Microsoft and Google are involved in a battle over the YouTube app for Windows Phones, and Microsoft has followed a cease-and-desist letter from Google by questioning Google’s commitment to interoperability and working together.
As The Verge reported today, Google sent Microsoft a cease-and-desist letter demanding that Microsoft remove the YouTube app from its Windows Phone Store because Microsoft’s version of the app doesn’t include Google’s ads.
Microsoft has responded today in a statement shared with Marketing Land that says Google hasn’t given Microsoft access to the necessary APIs to include ads and isn’t working together to make the Windows Phone version of the app on par with other versions.
YouTube is consistently one of the top apps downloaded by smartphone users on all platforms, but Google has refused to work with us to develop an app on par with the apps they have created for other platforms. Since we updated the YouTube app to ensure our mutual customers a similar YouTube experience, ratings and feedback have been overwhelmingly positive. We’d be more than happy to include advertising but need Google to provide us access to the necessary APIs. In light of Larry Page’s comments today calling for more interoperability and less negativity, we look forward to solving this matter together for our mutual customers.

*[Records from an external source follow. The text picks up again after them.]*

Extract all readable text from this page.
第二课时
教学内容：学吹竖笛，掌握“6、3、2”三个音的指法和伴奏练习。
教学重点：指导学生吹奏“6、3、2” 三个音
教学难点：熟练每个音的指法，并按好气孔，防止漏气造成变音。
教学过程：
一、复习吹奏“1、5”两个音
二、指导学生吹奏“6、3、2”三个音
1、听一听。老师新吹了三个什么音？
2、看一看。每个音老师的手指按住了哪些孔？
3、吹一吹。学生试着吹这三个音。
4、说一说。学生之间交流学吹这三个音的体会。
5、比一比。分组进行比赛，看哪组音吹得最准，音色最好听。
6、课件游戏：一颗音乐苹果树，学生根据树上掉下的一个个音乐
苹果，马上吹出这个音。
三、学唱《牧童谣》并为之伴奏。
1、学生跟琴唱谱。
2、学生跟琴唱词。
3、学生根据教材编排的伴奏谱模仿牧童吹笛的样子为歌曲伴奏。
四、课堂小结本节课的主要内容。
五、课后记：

The Larry Page reference there is to the Google co-founder’s statements today at the Google I/O conference. Page — as well as other Google speakers — argued that technology shouldn’t be tied to specific platforms; it should just work on any and all platforms and devices. Page also said that technology isn’t “zero-sum,” that companies should “just build great things,” and “being negative isn’t how we make progress.”
More specifically, Page responded to an audience member’s question by saying, “we struggle with people like Microsoft.”
At the moment, the YouTube app is still available in the Windows Phone Store. Google’s letter asked Microsoft to remove it by May 22nd.
Update: YouTube and Microsoft sent the following joint statement to Marketing Land on May 24:
Microsoft and YouTube are working together to update the new YouTube for Windows Phone app to enable compliance with YouTube’s API terms of service, including enabling ads, in the coming weeks. Microsoft will replace the existing YouTube app in Windows Phone Store with the previous version during this time.